Specialist02: Continuum Models in Industry
Dr Ian Griffiths
This course introduces students to advanced theoretical methods for building, simplifying and analysing mathematical models based on differential equations. Practical industrial problems will be use to motivate each of the models and techniques. Many industrial processes involve free boundary problems, where the shape of the region in which the equations are posed must be determined as part of the solution. These will be motivated and studied using real-world examples including welding and electropainting. Perturbation methods are key to analysing and simplifying such problems. In examples such as engine bearings, coating flows and optical fibre drawing, the geometry is thin and geometrical reduction is possible using lubrication theory. On the other hand, problems such as filtration and bubbles in liquid glass involve thin obstacles or inclusions which can be analysed using slender body theory. The study of thin elastic objects such as beams, rods and plates will be motivated by industrial processes involving rope, hair, cables and disk drives. Finally, models involving nonlinear waves and friction will be motivated by problems including river flow and high-speed trains in tunnels.

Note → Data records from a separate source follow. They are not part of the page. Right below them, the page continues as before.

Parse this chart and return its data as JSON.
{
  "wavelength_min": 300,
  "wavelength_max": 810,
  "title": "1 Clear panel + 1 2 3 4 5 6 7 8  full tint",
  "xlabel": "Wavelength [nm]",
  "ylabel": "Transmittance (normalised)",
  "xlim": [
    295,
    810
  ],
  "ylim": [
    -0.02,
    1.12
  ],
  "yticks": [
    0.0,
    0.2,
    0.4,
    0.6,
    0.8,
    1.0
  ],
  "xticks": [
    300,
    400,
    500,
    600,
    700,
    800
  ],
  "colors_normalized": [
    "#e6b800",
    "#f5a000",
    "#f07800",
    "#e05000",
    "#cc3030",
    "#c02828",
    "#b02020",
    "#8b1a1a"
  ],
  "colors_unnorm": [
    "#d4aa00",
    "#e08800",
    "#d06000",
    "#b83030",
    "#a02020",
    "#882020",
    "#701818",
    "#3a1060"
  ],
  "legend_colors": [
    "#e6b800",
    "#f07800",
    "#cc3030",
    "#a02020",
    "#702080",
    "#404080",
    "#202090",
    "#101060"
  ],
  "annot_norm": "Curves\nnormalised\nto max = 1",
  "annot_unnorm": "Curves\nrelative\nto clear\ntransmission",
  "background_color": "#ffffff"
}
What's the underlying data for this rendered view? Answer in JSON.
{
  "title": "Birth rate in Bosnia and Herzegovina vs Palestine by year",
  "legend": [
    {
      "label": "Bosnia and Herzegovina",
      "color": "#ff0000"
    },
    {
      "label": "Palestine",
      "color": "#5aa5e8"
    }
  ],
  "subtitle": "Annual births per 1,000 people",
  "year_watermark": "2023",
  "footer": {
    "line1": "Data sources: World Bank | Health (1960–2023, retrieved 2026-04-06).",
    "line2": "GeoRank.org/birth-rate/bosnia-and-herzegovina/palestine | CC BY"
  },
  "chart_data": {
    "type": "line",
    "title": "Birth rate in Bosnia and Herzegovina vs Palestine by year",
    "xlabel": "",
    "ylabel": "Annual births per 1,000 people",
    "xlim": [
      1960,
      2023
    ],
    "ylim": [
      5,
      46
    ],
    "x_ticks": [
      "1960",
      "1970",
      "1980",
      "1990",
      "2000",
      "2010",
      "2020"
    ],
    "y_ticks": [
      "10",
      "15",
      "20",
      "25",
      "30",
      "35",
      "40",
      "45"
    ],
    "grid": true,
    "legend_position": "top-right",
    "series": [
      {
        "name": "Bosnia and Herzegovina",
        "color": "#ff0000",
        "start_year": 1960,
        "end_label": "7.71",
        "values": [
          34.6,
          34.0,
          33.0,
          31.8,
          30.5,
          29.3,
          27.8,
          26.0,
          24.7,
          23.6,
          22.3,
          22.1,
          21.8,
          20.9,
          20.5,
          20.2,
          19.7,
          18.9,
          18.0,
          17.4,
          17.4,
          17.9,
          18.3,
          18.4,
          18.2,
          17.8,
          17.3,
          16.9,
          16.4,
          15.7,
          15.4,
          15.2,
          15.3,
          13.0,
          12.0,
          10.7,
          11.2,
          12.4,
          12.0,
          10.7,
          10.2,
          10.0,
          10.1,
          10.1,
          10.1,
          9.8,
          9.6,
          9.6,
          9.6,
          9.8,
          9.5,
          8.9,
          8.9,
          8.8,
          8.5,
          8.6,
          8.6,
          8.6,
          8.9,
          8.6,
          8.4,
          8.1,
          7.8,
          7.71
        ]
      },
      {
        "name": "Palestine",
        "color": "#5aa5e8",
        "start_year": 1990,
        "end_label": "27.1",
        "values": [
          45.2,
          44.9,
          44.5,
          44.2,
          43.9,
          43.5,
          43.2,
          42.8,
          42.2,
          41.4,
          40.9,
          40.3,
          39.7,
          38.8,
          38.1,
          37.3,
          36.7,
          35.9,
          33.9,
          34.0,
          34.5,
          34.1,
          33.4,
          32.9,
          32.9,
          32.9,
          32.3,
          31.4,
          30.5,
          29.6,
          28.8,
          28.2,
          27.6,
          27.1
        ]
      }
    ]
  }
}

Specialist03: Contemporary Numerical Techniques
Prof Cartis, Dr Haji-Ali, Dr Ruiz Baier, Prof Tanner
The course will examine four major numerical topics: optimisation, partial differential equations, linear algebra and Monte Carlo simulation. For each topic, industrial problems will be used to motivate concepts including, for example, demand forecasting for supermarkets, processing and displaying data on curved surfaces, the “Netflix” challenge, uncertainty quantification and the solution of large-scale fluid problems. Numerical techniques that will be used include descent methods, optimisation of expensive functions, stochastic differential equations, high dimension PDEs, matrix completion, approximation, factorisation, stochastic estimation, numerical linear algebra, finite differences, and interpolation schemes.
Specialist04: Mathematical Analytics
This course addresses short- and long-term challenges arising in customer-facing industries and will exploit data available from shopping baskets, twitter, mobile telecoms and energy demands. The course will start with probability, covers graphs and their application to social networks, looks at dynamically evolving networks, clustering and classification, hypothesis testing and forecasting.